Recensioni

Il sexy boy profetizzato dagli Air emerge dalla fucina Gomma con un bouquet di canzoni che fa invidia a chiunque (electroascoltatori e non). L’unico degno sfidante della ristampa di Move D di qualche tempo fa, quindi del meglio dell’electro anni ‘90, mescolata con un sentimento nostalgico fatto di modernariato 80 e di qualche sentore dei primi mitici club di New York dove tutto era possibile (pensiamo al Loft). Un debutto che spiazza.
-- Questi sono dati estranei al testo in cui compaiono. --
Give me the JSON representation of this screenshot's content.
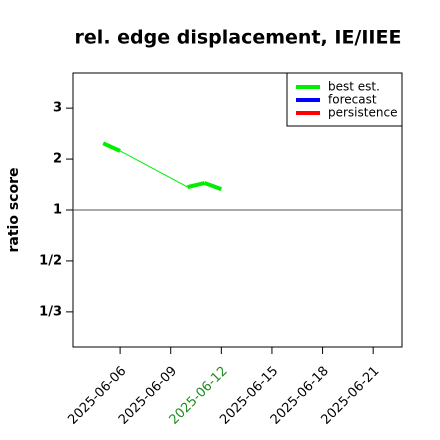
{
  "chart_data": {
    "type": "line",
    "title": "rel. edge displacement, IE/IIEE",
    "y_label": "ratio score",
    "yscale": "symmetric-ratio",
    "x": [
      "2025-06-05",
      "2025-06-06",
      "2025-06-10",
      "2025-06-11",
      "2025-06-12"
    ],
    "series": [
      {
        "name": "best est.",
        "color": "#00ee00",
        "values": [
          2.31,
          2.16,
          1.45,
          1.53,
          1.41
        ]
      },
      {
        "name": "forecast",
        "color": "#0000ff",
        "values": [
          null,
          null,
          null,
          null,
          null
        ]
      },
      {
        "name": "persistence",
        "color": "#ff0000",
        "values": [
          null,
          null,
          null,
          null,
          null
        ]
      }
    ],
    "xlim": [
      "2025-06-03T05:00",
      "2025-06-22T17:00"
    ],
    "xticks": [
      "2025-06-06",
      "2025-06-09",
      "2025-06-12",
      "2025-06-15",
      "2025-06-18",
      "2025-06-21"
    ],
    "highlight_xtick_index": 2,
    "highlight_color": "#228b22",
    "ylim": [
      0.271,
      3.69
    ],
    "yticks": [
      3,
      2,
      1,
      {
        "value": 0.5,
        "label": "1/2"
      },
      {
        "value": 0.3333,
        "label": "1/3"
      }
    ],
    "hline": 1,
    "legend": "top-right"
  }
}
L’album sorvola tutti i territori del cool electro più patinato e luccicante: la progressione uberpop acida di Baffioso, la stupenda rivisitazione dei Royksöpp in Flameingo, il nu soul di Hi’s & Low’s, la techno leggerissima (pare quasi di volare sulle ali del drago de La Storia Infinita di Moroder) di Zåmiang, l’ipnotica canzonetta dagli inserti in stile Tortoise (!) (The Movies), la sperimentazione in stile Warp con stupendi insert dub di Æblegrod, la techno di I K. Guitar che è la migliore conclusione possibile, uno sguardo fugace ai classici, una presa di coscienza delle proprie possibilità, consapevolezza di essere già nell’olimpo.
Qualcuno l’ha paragonato a Tiga. Io lo lascerei da solo con il suo stile inimitabile, Tomas Barfod, in arte Tomboy. La sorpresa che rimette in discussione l’electro. Senza intellettualismi, senza paure, un disco che colpisce lo stomaco, che esagera con stile. (Fino a qui) il miglior disco electro (chic) pop del 2007.